To begin with, the Show supports doing pretty much everything any Alexa-powered speaker does. That means you can use it to play music, get news and sports updates, check the weather and remotely control your smart home devices.
Then, like the Echo Spot, the Show will then try to enhance any responses by using the screen. This is all fairly intuitive. If you ask it for music, it’ll display album art or lyrics. If you ask it a question on a topic or ask it for news updates , it’ll sometimes display relevant imagery (pulled from Bing - not Google).
If you’ve got any smart surveillance gear around you can even stream it straight to the Show’s display. There’s also video calling, assuming the person you want to call has an Amazon Echo Show or Spot with which they can respond.
Again, the actively-watching-video-content-while-doing-another-thing use-case has been placed front-and-center here. This seems like a savvy bet by Amazon, even if it ultimately falls short of what it could be. The Echo Show’s screen and speakers make it a great fit for watching video content, either found by searching via a Youtube (via a web browser) or on Amazon’s Prime Video streaming service.

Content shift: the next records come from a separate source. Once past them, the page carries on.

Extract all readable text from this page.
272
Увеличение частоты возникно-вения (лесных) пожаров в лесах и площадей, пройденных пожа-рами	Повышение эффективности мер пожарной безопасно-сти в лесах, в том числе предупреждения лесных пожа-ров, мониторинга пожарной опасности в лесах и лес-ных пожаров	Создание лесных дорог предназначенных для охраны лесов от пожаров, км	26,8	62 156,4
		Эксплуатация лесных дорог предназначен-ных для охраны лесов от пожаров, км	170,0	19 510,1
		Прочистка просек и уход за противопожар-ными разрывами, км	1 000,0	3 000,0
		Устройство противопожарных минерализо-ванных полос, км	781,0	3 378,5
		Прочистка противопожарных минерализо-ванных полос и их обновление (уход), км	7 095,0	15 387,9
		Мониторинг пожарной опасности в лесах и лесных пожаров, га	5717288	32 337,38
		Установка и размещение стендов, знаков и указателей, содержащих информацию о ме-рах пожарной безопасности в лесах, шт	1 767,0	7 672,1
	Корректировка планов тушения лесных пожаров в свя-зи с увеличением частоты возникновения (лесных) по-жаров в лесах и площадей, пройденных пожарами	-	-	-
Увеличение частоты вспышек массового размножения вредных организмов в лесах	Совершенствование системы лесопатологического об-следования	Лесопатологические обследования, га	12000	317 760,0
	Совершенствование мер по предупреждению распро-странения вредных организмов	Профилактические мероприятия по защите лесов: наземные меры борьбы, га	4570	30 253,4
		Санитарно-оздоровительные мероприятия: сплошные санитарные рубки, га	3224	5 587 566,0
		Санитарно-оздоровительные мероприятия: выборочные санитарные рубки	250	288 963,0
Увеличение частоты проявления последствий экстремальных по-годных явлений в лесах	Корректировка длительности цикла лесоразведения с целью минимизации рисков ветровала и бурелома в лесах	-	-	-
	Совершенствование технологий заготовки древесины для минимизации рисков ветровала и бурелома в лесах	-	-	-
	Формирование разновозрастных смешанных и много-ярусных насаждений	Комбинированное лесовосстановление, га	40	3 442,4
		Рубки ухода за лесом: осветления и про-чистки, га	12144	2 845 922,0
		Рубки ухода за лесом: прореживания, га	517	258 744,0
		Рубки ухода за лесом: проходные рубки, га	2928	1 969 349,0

The latter is key here. It’s easy to envisage a scenario where being able to catch up on streaming content while cooking in the kitchen could be desirable - though the limitation of Prime Video content does limit the appeal somewhat.
Where other options have gone in on video or sound, the Echo Show’s emphasis on video is likely going to be the dominant path forward for this corner of the smart home category. After all, all the Echo Show needs is a better and bigger screen and a larger library of content to draw from and you’ve basically got a next-generation smart TV. We’re not there yet - but it’s easy to see where this thing is going.
The Bottom Line
Still, for now, you’ve got a great evolution of what Alexa can offer made manifest in the Echo Show. On most fronts, it’s superior to the other Echo options - so it’s well-worth the extra expense if you’re already committed to the ecosystem and comfortable letting another front-facing camera into your home.
Bigger and better things likely await around the corner, but if you’re after something great right now - the Amazon Echo Show makes a strong case for itself.